Soaring through the air over the lush landscape of south Miami, a paraglider spotted a woman in a dire situation. She'd somehow ended up in a canal with her car and was in imminent danger. The glider had no choice but to execute an emergency landing and save the woman.
Cristiano Piquet, 44, a realtor and father of two, was gliding one October Sunday, scouting for real estate before church, when he spotted an alligator in the canal below. Looking closer, he noticed a car submerged in the water—clinging to it was a woman in distress.
“I had no other option but to land. I could not leave that woman,” Piquet told The Epoch Times. “I thought about my mother, it could be my mother.”
He and his paragliding teammates initiated an emergency landing, though ground conditions were suboptimal.
“I landed in a very bad situation between power lines, a lot of trees, uneven terrain, a lot of holes,” he said. “We normally need perfect, smooth green grass to take off and land ... the wind was hitting the trees and power lines and creating rotors [where] the wind becomes like a strong ocean and can throw us to the ground. It’s like falling from the sky.”
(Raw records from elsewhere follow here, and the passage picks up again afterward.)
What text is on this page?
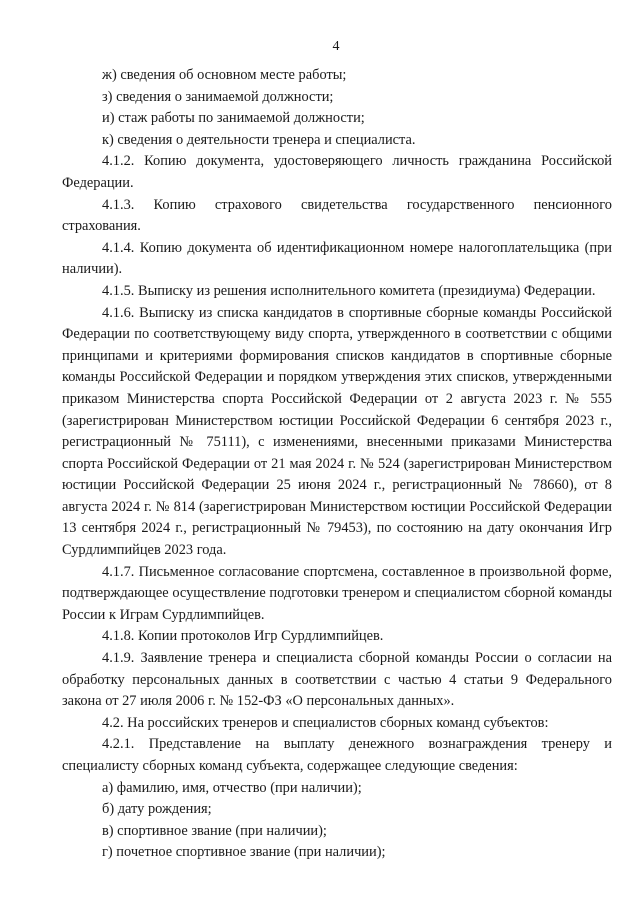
4

ж) сведения об основном месте работы;

з) сведения о занимаемой должности;

и) стаж работы по занимаемой должности;

к) сведения о деятельности тренера и специалиста.

4.1.2. Копию документа, удостоверяющего личность гражданина Российской Федерации.

4.1.3. Копию страхового свидетельства государственного пенсионного страхования.

4.1.4. Копию документа об идентификационном номере налогоплательщика (при наличии).

4.1.5. Выписку из решения исполнительного комитета (президиума) Федерации.

4.1.6. Выписку из списка кандидатов в спортивные сборные команды Российской Федерации по соответствующему виду спорта, утвержденного в соответствии с общими принципами и критериями формирования списков кандидатов в спортивные сборные команды Российской Федерации и порядком утверждения этих списков, утвержденными приказом Министерства спорта Российской Федерации от 2 августа 2023 г. № 555 (зарегистрирован Министерством юстиции Российской Федерации 6 сентября 2023 г., регистрационный № 75111), с изменениями, внесенными приказами Министерства спорта Российской Федерации от 21 мая 2024 г. № 524 (зарегистрирован Министерством юстиции Российской Федерации 25 июня 2024 г., регистрационный № 78660), от 8 августа 2024 г. № 814 (зарегистрирован Министерством юстиции Российской Федерации 13 сентября 2024 г., регистрационный № 79453), по состоянию на дату окончания Игр Сурдлимпийцев 2023 года.

4.1.7. Письменное согласование спортсмена, составленное в произвольной форме, подтверждающее осуществление подготовки тренером и специалистом сборной команды России к Играм Сурдлимпийцев.

4.1.8. Копии протоколов Игр Сурдлимпийцев.

4.1.9. Заявление тренера и специалиста сборной команды России о согласии на обработку персональных данных в соответствии с частью 4 статьи 9 Федерального закона от 27 июля 2006 г. № 152-ФЗ «О персональных данных».

4.2. На российских тренеров и специалистов сборных команд субъектов:

4.2.1. Представление на выплату денежного вознаграждения тренеру и специалисту сборных команд субъекта, содержащее следующие сведения:

а) фамилию, имя, отчество (при наличии);

б) дату рождения;

в) спортивное звание (при наличии);

г) почетное спортивное звание (при наличии);
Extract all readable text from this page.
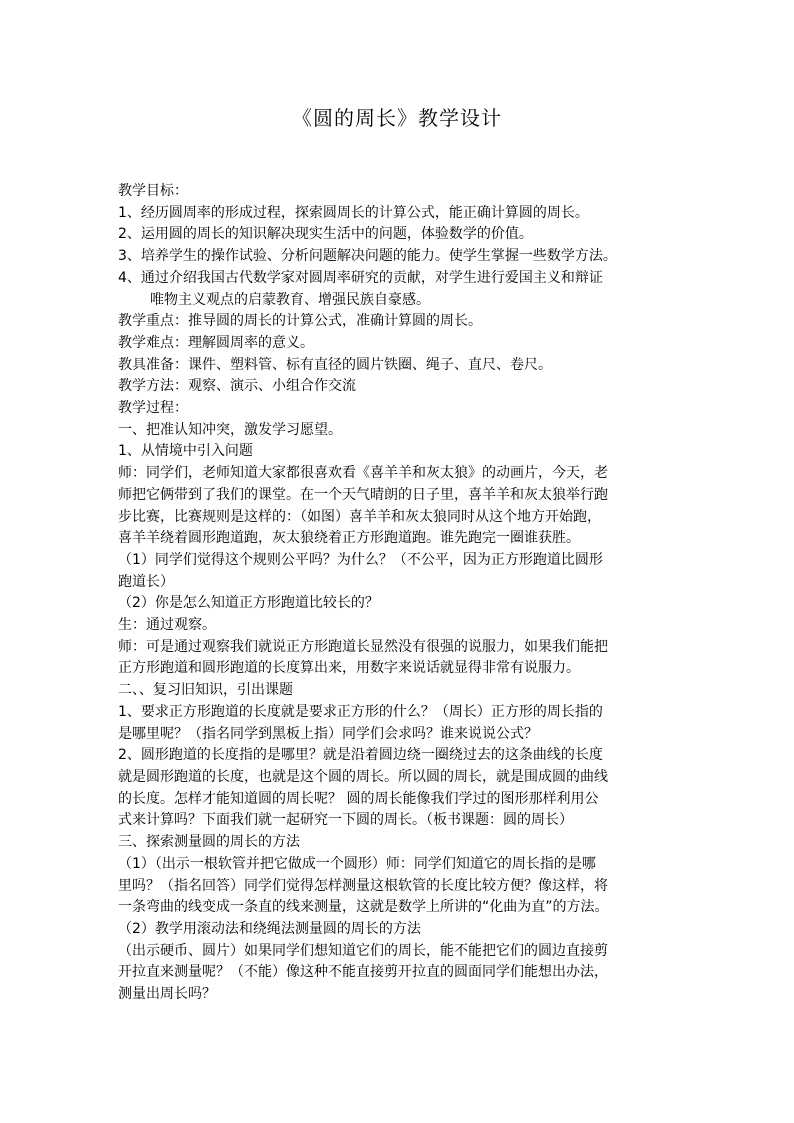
《圆的周长》教学设计

教学目标：

1、经历圆周率的形成过程，探索圆周长的计算公式，能正确计算圆的周长。

2、运用圆的周长的知识解决现实生活中的问题，体验数学的价值。

3、培养学生的操作试验、分析问题解决问题的能力。使学生掌握一些数学方法。

4、通过介绍我国古代数学家对圆周率研究的贡献，对学生进行爱国主义和辩证

唯物主义观点的启蒙教育、增强民族自豪感。

教学重点：推导圆的周长的计算公式，准确计算圆的周长。

教学难点：理解圆周率的意义。

教具准备：课件、塑料管、标有直径的圆片铁圈、绳子、直尺、卷尺。

教学方法：观察、演示、小组合作交流

教学过程：

一、把准认知冲突，激发学习愿望。

1、从情境中引入问题

师：同学们，老师知道大家都很喜欢看《喜羊羊和灰太狼》的动画片，今天，老

师把它俩带到了我们的课堂。在一个天气晴朗的日子里，喜羊羊和灰太狼举行跑

步比赛，比赛规则是这样的：（如图）喜羊羊和灰太狼同时从这个地方开始跑，

喜羊羊绕着圆形跑道跑，灰太狼绕着正方形跑道跑。谁先跑完一圈谁获胜。

（1）同学们觉得这个规则公平吗？为什么？（不公平，因为正方形跑道比圆形

跑道长）

（2）你是怎么知道正方形跑道比较长的？

生：通过观察。

师：可是通过观察我们就说正方形跑道长显然没有很强的说服力，如果我们能把

正方形跑道和圆形跑道的长度算出来，用数字来说话就显得非常有说服力。

二、、复习旧知识，引出课题

1、要求正方形跑道的长度就是要求正方形的什么？（周长）正方形的周长指的

是哪里呢？（指名同学到黑板上指）同学们会求吗？谁来说说公式？

2、圆形跑道的长度指的是哪里？就是沿着圆边绕一圈绕过去的这条曲线的长度

就是圆形跑道的长度，也就是这个圆的周长。所以圆的周长，就是围成圆的曲线

的长度。怎样才能知道圆的周长呢？ 圆的周长能像我们学过的图形那样利用公

式来计算吗？下面我们就一起研究一下圆的周长。（板书课题：圆的周长）

三、探索测量圆的周长的方法

（1）（出示一根软管并把它做成一个圆形）师：同学们知道它的周长指的是哪

里吗？（指名回答）同学们觉得怎样测量这根软管的长度比较方便？像这样，将

一条弯曲的线变成一条直的线来测量，这就是数学上所讲的“化曲为直”的方法。

（2）教学用滚动法和绕绳法测量圆的周长的方法

（出示硬币、圆片）如果同学们想知道它们的周长，能不能把它们的圆边直接剪

开拉直来测量呢？（不能）像这种不能直接剪开拉直的圆面同学们能想出办法，

测量出周长吗？
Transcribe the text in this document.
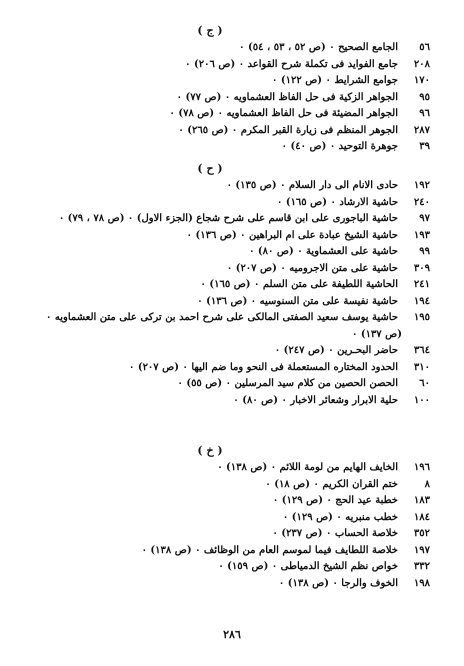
( ج )
٥٦
الجامع الصحيح ٠ (ص ٥٢ ، ٥٣ ، ٥٤) ٠
٢٠٨
جامع الفوايد فى تكملة شرح القواعد ٠ (ص ٢٠٦) ٠
١٧٠
جوامع الشرايط ٠ (ص ١٢٢) ٠
٩٥
الجواهر الزكية فى حل الفاظ العشماويه ٠ (ص ٧٧) ٠
٩٦
الجواهر المضيئة فى حل الفاظ العشماويه ٠ (ص ٧٨) ٠
٢٨٧
الجوهر المنظم فى زيارة القبر المكرم ٠ (ص ٢٦٥) ٠
٣٩
جوهرة التوحيد ٠ (ص ٤٠) ٠
( ح )
١٩٢
حادى الانام الى دار السلام ٠ (ص ١٣٥) ٠
٢٤٠
حاشية الارشاد ٠ (ص ١٦٥) ٠
٩٧
حاشية الباجورى على ابن قاسم على شرح شجاع (الجزء الاول) ٠ (ص ٧٨ ، ٧٩) ٠
١٩٣
حاشية الشيخ عبادة على ام البراهين ٠ (ص ١٣٦) ٠
٩٩
حاشية على العشماوية ٠ (ص ٨٠) ٠
٣٠٩
حاشية على متن الاجروميه ٠ (ص ٢٠٧) ٠
٢٤١
الحاشية اللطيفة على متن السلم ٠ (ص ١٦٥) ٠
١٩٤
حاشية نفيسة على متن السنوسيه ٠ (ص ١٣٦) ٠
١٩٥
حاشية يوسف سعيد الصفتى المالكى على شرح احمد بن تركى على متن العشماويه ٠
(ص ١٣٧) ٠
٣٦٤
حاضر البحـرين ٠ (ص ٢٤٧) ٠
٣١٠
الحدود المختاره المستعملة فى النحو وما ضم اليها ٠ (ص ٢٠٧) ٠
٦٠
الحصن الحصين من كلام سيد المرسلين ٠ (ص ٥٥) ٠
١٠٠
حلية الابرار وشعائر الاخبار ٠ (ص ٨٠) ٠
( خ )
١٩٦
الخايف الهايم من لومة اللائم ٠ (ص ١٣٨) ٠
٨
ختم القران الكريم ٠ (ص ١٨) ٠
١٨٣
خطبة عيد الحج ٠ (ص ١٢٩) ٠
١٨٤
خطب منبريه ٠ (ص ١٢٩) ٠
٣٥٢
خلاصة الحساب ٠ (ص ٢٣٧) ٠
١٩٧
خلاصة اللطايف فيما لموسم العام من الوظائف ٠ (ص ١٣٨) ٠
٣٣٢
خواص نظم الشيخ الدمياطى ٠ (ص ١٥٩) ٠
١٩٨
الخوف والرجا ٠ (ص ١٣٨) ٠
٢٨٦
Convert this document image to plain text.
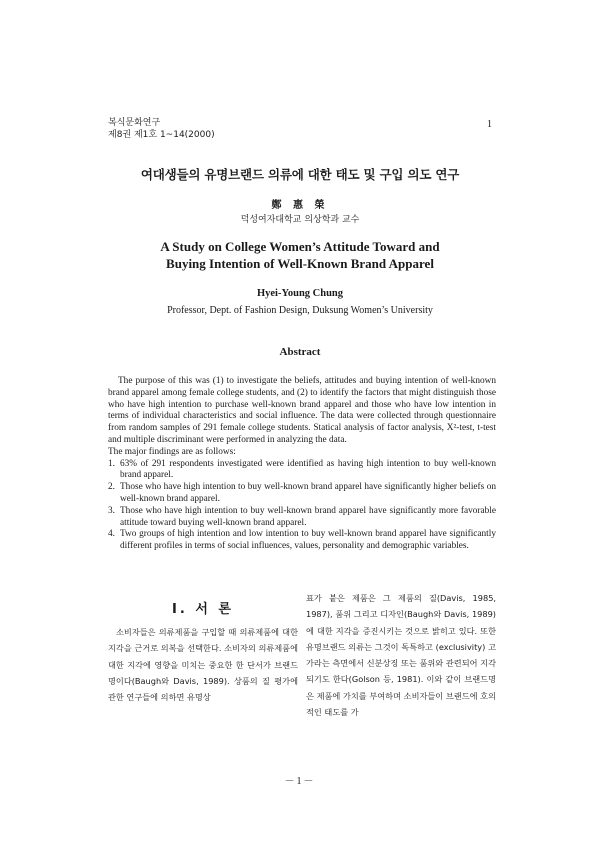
복식문화연구
제8권 제1호 1~14(2000)
1
여대생들의 유명브랜드 의류에 대한 태도 및 구입 의도 연구
鄭 惠 榮
덕성여자대학교 의상학과 교수
A Study on College Women’s Attitude Toward and
Buying Intention of Well-Known Brand Apparel
Hyei-Young Chung
Professor, Dept. of Fashion Design, Duksung Women’s University
Abstract

The purpose of this was (1) to investigate the beliefs, attitudes and buying intention of well-known brand apparel among female college students, and (2) to identify the factors that might distinguish those who have high intention to purchase well-known brand apparel and those who have low intention in terms of individual characteristics and social influence. The data were collected through questionnaire from random samples of 291 female college students. Statical analysis of factor analysis, X²-test, t-test and multiple discriminant were performed in analyzing the data.

The major findings are as follows:
1. 63% of 291 respondents investigated were identified as having high intention to buy well-known brand apparel.
2. Those who have high intention to buy well-known brand apparel have significantly higher beliefs on well-known brand apparel.
3. Those who have high intention to buy well-known brand apparel have significantly more favorable attitude toward buying well-known brand apparel.
4. Two groups of high intention and low intention to buy well-known brand apparel have significantly different profiles in terms of social influences, values, personality and demographic variables.
I. 서 론

소비자들은 의류제품을 구입할 때 의류제품에 대한 지각을 근거로 의복을 선택한다. 소비자의 의류제품에 대한 지각에 영향을 미치는 중요한 한 단서가 브랜드명이다(Baugh와 Davis, 1989). 상품의 질 평가에 관한 연구들에 의하면 유명상

표가 붙은 제품은 그 제품의 질(Davis, 1985, 1987), 품위 그리고 디자인(Baugh와 Davis, 1989)에 대한 지각을 증진시키는 것으로 밝히고 있다. 또한 유명브랜드 의류는 그것이 독특하고 (exclusivity) 고가라는 측면에서 신분상징 또는 품위와 관련되어 지각되기도 한다(Golson 등, 1981). 이와 같이 브랜드명은 제품에 가치를 부여하며 소비자들이 브랜드에 호의적인 태도를 가

－1－
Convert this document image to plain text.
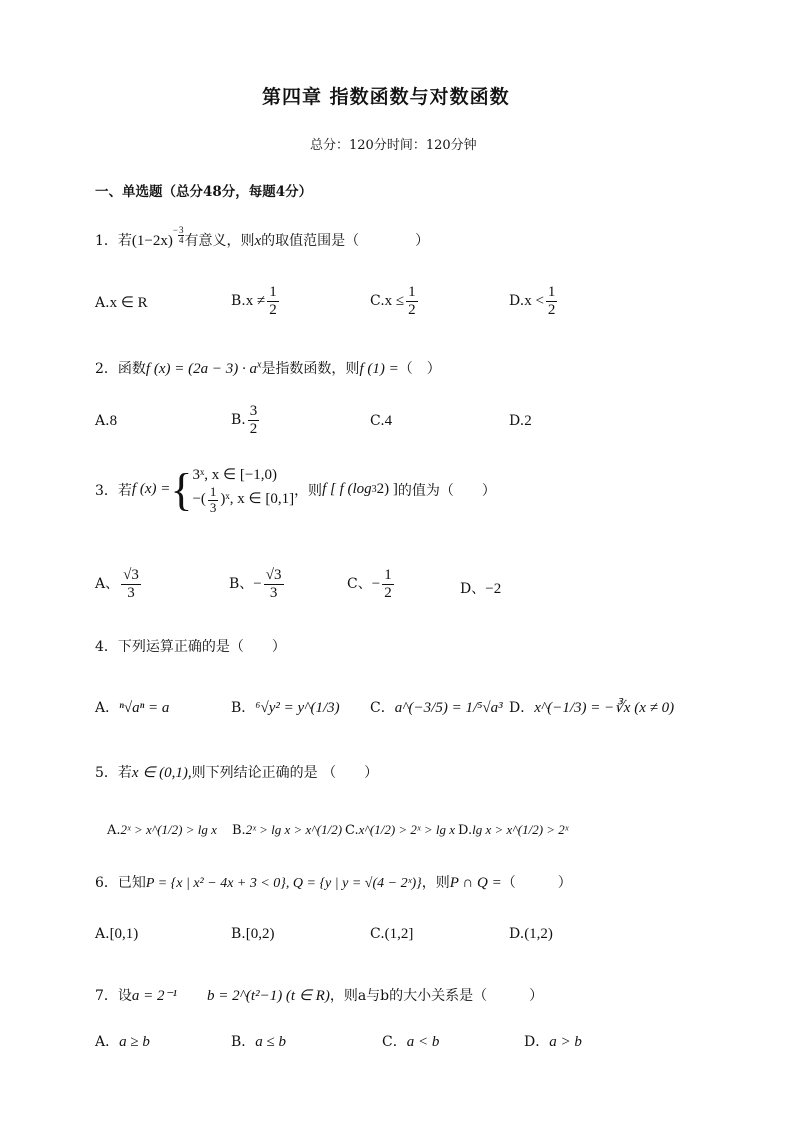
第四章 指数函数与对数函数
总分：120分时间：120分钟
一、单选题（总分48分，每题4分）
1．若(1−2x)
− $\frac{3}{4}$ 有意义，则x的取值范围是（　　　　）
A.x ∈ R	$B.x \ne \frac{1}{2}$	$C.x \le \frac{1}{2}$	$D.x < \frac{1}{2}$
2．函数f $(x) = (2a - 3) \cdot a^x$是指数函数，则f (1) =（　）
A.8	B. $\frac{3}{2}$	C.4	D.2
3．若 f (x) = { 3ˣ, x ∈ [−1,0)
−( $\frac{1}{3}$ )ˣ, x ∈ [0,1]
，则 f [ f (log 3 2) ] 的值为（　　）
A、 $\frac{√3}{3}$	B、− $\frac{√3}{3}$	C、− $\frac{1}{2}$	D、−2
4．下列运算正确的是（　　）
A．ⁿ√aⁿ = a	B．⁶√y² = y^(1/3) C．a^(−3/5) = 1/⁵√a³ D．x^(−1/3) = −∛x (x ≠ 0)
5．若x ∈ (0,1),则下列结论正确的是 （　　）
A.2ˣ > x^(1/2) > lg x B.2ˣ > lg x > x^(1/2) C.x^(1/2) > 2ˣ > lg x D.lg x > x^(1/2) > 2ˣ
6．已知P = {x | x² − 4x + 3 < 0}, Q = {y | y = √(4 − 2ˣ)}，则P ∩ Q =（　　　）
A.[0,1)	B.[0,2)	C.(1,2]	D.(1,2)
7．设a = 2⁻¹　　b = 2^(t²−1) (t ∈ R)，则a与b的大小关系是（　　　）
A．a ≥ b	B．a ≤ b	C．a < b	D．a > b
The fabric wings of Piquet’s glider buckled in the wind, yet the paraglider believes he had divine help. “God was with me because I was so calm,” he said. The team nailed a perfect landing before Piquet unclipped from his gear and ran over to the canal. The manner in which he offered help to the woman took a page from the Bible.
Piquet recalled Jesus once asking a blind man, “What do you want?” knowing full well he needed help with his seeing. “That’s when I asked the lady, ‘Do you need help?’ ... And she said yes,” the realtor said.
He called out for a neighbor across the canal to bring a rope, and they obliged. The woman, identified as 64-year-old Marcia Fuste, was in a state of shock and had to be instructed several times to release her grip from the car. She eventually obliged and allowed them to pull her to safety.
“There was a 6-foot [elevation] difference between the surface of the houses and the canal,” said Piquet. “She was inside a canal, out of view of the neighbors ... and there were alligators there, the water was freezing. I believe God is the one that orchestrated everything ... God did not want that woman to die that day, because I was her only chance to survive.”
“There was a big canal and I slid right down into it. Thank God the window was open on my side, and I crawled out really quick,” Fuste told the station. “I was trying to keep my head above water, and I did that from 7:30 until 7-something in the morning when the light came out and the gliders found me.”
Piquet told The Epoch Times, “She called me an ‘angel’ and she’s very grateful that I saved her, me and my friends.” He insists he did nothing heroic.
“The world is so crazy nowadays that we do the obvious, we do the expected, and people applaud,” he said. “People think that is noble. I don’t see that I did more than my obligation and what is expected; I cannot be proud or brag about it. I was happy that I saved a life.”
The paraglider moved to the U.S. from Brazil in 2000 to pursue a dream of becoming a race car driver. When he lost his sponsorship after 9/11, he started a real estate company and took up what became his passion: paragliding.